Avoid the Documentation Nightmare



Under Sarbanes-Oxley not all corporate artifacts and actions need to be documented. IT managers and CITPs can use these tips to keep Sarbanes-Oxley documentation simple.

Specify accountability. Technically the CEO and CFO have ultimate responsibility for financial reports, but they will want to know who provided the information. Create a list of major functional areas related to Sarbanes-Oxley and identify who is accountable.

Be clear and concise. If the CEO has a question, he or she should be able to pick up your accountability list and call the responsible person directly. Break the list down by business unit, division or whatever segmentation makes sense in your organization. Keep it electronic and easy to update.

Define the business processes for managing financial information clearly. Only business processes that are critical and material to the production of financial statements and disclosures need to be documented.

Have documentation for each step showing

The person who performs or oversees the activity.
The systems involved in the activity.
The information required to complete the activity.
The information resulting from the activity.
The business rules that govern the activity.
When and how often the activity is performed.

Define all the computer systems that handle the data. It’s not sufficient to say you use an enterprise resource planning application to perform your financial analysis. Document the underlying database and the reporting tools, including the software version and patch levels. Also include detailed information about the operating environment, such as the version of Windows used and any add-ins.

Write a code of conduct. All employees should sign a code of conduct that encourages people to be honest, diligent and willing to follow the rules.

Conduct a risk assessment and develop mitigation measures. Risks vary from company to company. It’s essential to show that a good-faith effort was made to identify and evaluate areas of financial reporting where errors might occur. An IT team’s efforts combined with the development of internal controls to mitigate those risks will provide reassurance to auditors.

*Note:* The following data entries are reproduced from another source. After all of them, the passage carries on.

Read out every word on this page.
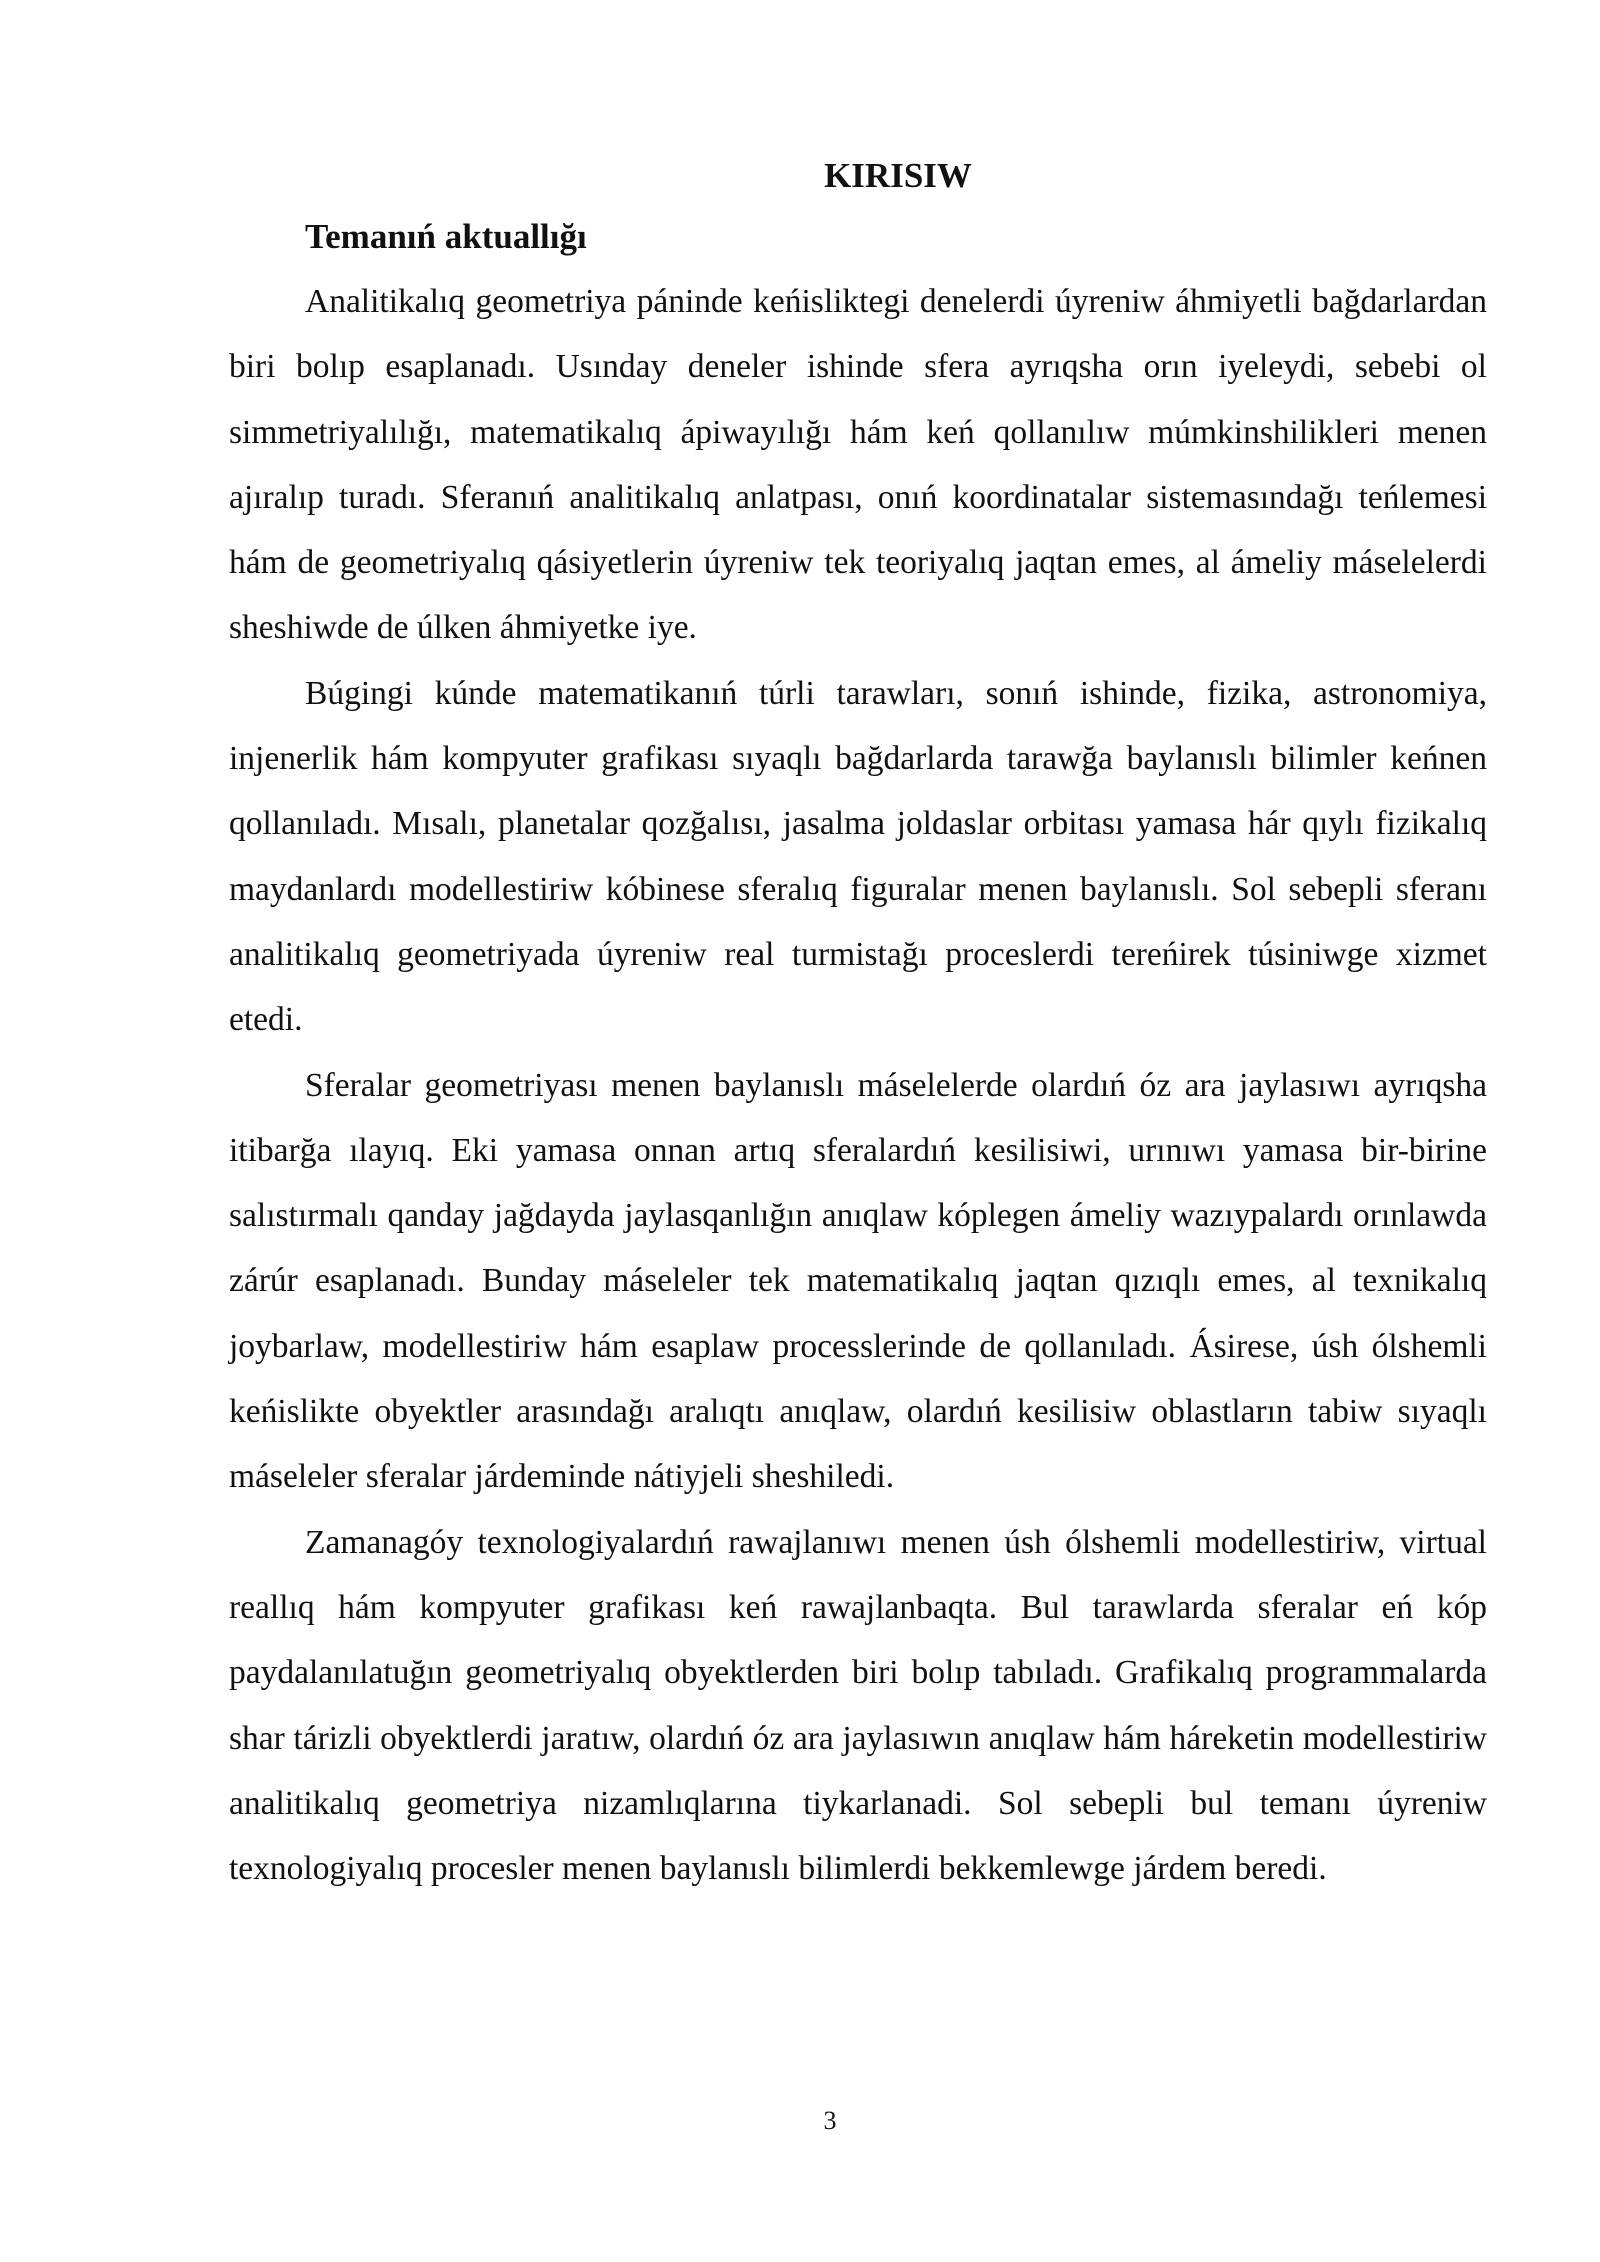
KIRISIW
Temanıń aktuallığı

Analitikalıq geometriya páninde keńisliktegi denelerdi úyreniw áhmiyetli bağdarlardan biri bolıp esaplanadı. Usınday deneler ishinde sfera ayrıqsha orın iyeleydi, sebebi ol simmetriyalılığı, matematikalıq ápiwayılığı hám keń qollanılıw múmkinshilikleri menen ajıralıp turadı. Sferanıń analitikalıq anlatpası, onıń koordinatalar sistemasındağı teńlemesi hám de geometriyalıq qásiyetlerin úyreniw tek teoriyalıq jaqtan emes, al ámeliy máselelerdi sheshiwde de úlken áhmiyetke iye.

Búgingi kúnde matematikanıń túrli tarawları, sonıń ishinde, fizika, astronomiya, injenerlik hám kompyuter grafikası sıyaqlı bağdarlarda tarawğa baylanıslı bilimler keńnen qollanıladı. Mısalı, planetalar qozğalısı, jasalma joldaslar orbitası yamasa hár qıylı fizikalıq maydanlardı modellestiriw kóbinese sferalıq figuralar menen baylanıslı. Sol sebepli sferanı analitikalıq geometriyada úyreniw real turmistağı proceslerdi tereńirek túsiniwge xizmet etedi.

Sferalar geometriyası menen baylanıslı máselelerde olardıń óz ara jaylasıwı ayrıqsha itibarğa ılayıq. Eki yamasa onnan artıq sferalardıń kesilisiwi, urınıwı yamasa bir-birine salıstırmalı qanday jağdayda jaylasqanlığın anıqlaw kóplegen ámeliy wazıypalardı orınlawda zárúr esaplanadı. Bunday máseleler tek matematikalıq jaqtan qızıqlı emes, al texnikalıq joybarlaw, modellestiriw hám esaplaw processlerinde de qollanıladı. Ásirese, úsh ólshemli keńislikte obyektler arasındağı aralıqtı anıqlaw, olardıń kesilisiw oblastların tabiw sıyaqlı máseleler sferalar járdeminde nátiyjeli sheshiledi.

Zamanagóy texnologiyalardıń rawajlanıwı menen úsh ólshemli modellestiriw, virtual reallıq hám kompyuter grafikası keń rawajlanbaqta. Bul tarawlarda sferalar eń kóp paydalanılatuğın geometriyalıq obyektlerden biri bolıp tabıladı. Grafikalıq programmalarda shar tárizli obyektlerdi jaratıw, olardıń óz ara jaylasıwın anıqlaw hám háreketin modellestiriw analitikalıq geometriya nizamlıqlarına tiykarlanadi. Sol sebepli bul temanı úyreniw texnologiyalıq procesler menen baylanıslı bilimlerdi bekkemlewge járdem beredi.

3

Here are a few examples of the risks companies might face with IT:

Major upgrades or replacements of financial reporting systems.
Major changes to manufacturing or inventory tracking systems.
Substantial increases or reductions in workforce.
Security breakdowns and system intrusions.
Significant amounts of human intervention in processing results.
System failures, particularly those requiring restoration of data.

Make sure the IT department documents these risks and others that are unique to your organization. Then document steps taken to mitigate each one and why you believe the final reported results won’t be affected.

Test your risk mitigation measures. Create a test plan that specifies what is being tested, how and by whom. Define the test cases by describing adverse scenarios followed by the steps to be taken in correcting them. Run through the scenarios and document the results to provide evidence of this testing to external auditors.